Homebuyers shunning fixed-rate mortgages
April 6, 2009
Home buyers have all but given up on fixed-rate home loans in anticipation of the Reserve Bank of Australia (RBA) cutting interest rates further, banker and insurer Suncorp says.
The RBA holds its monthly board meeting on Tuesday and economists are split on whether the central bank will hold the cash rate steady for another month or reduce it by a further 25 to 50 basis points.
Even if it doesn't cut the rate this month, financial markets are betting on further reductions this year towards two per cent.
The cash rate stands at a 45-year low of 3.25 per cent.
"The fact that our customers are typically continuing to favour the variable rate option indicates that they seem to be largely betting that the official interest rate will fall further," Suncorp's general manager of banking Terry Wasmund said.

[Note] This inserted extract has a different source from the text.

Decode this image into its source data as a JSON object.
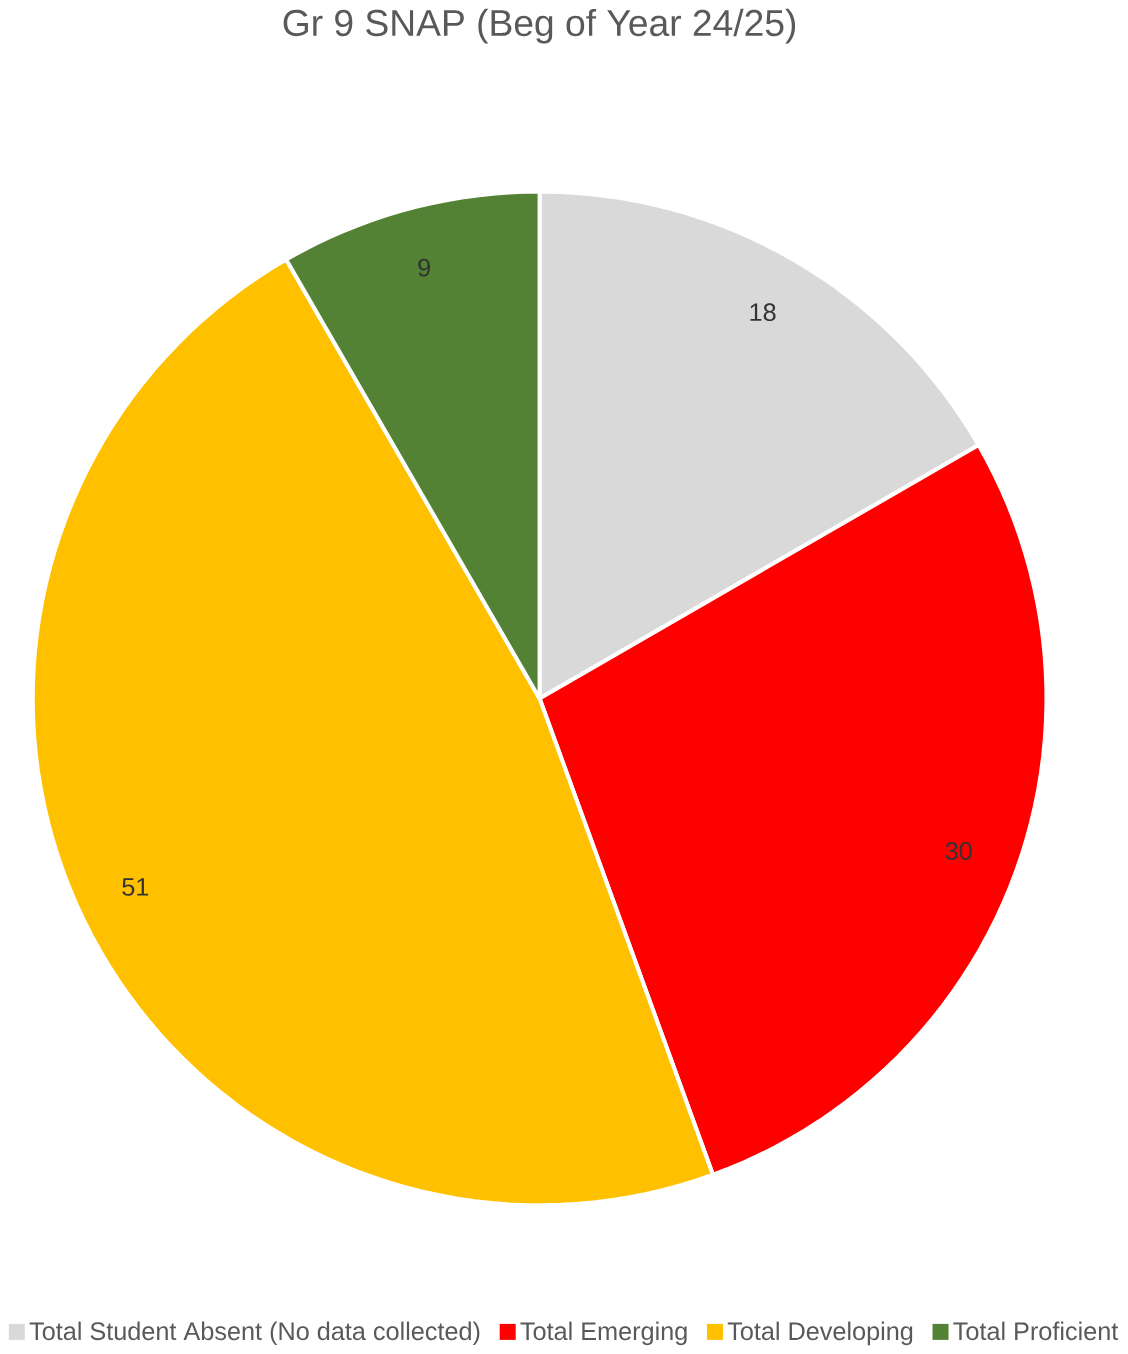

New figures released by Suncorp on Monday showed that only one per cent of its customers took out a fixed rate home loan in February compared with 42 per cent a year earlier.
"We haven't seen a market like this for a very long time," Mr Wasmund said.
Still, mortgage broker the Loan Market Group said now was the time to be considering a fixed-rate mortgage.
It says fixed rates have already started moving up, even though official rates are expected to be lower this year.
Fixed-rate mortgages are based on wholesale market interest rates, while standard variable rates are usually led by official interest rate decisions.
"Many consumers are unaware that the variable rates move differently to fixed rates and by the time variable rates have bottomed they have missed the best opportunity to fix," Loan Market Group executive director John Kolenda said.
"If you are able to secure a great fixed rate in the high four per cent or low five per cent range for a three-to-five-year period then you should seriously look at it."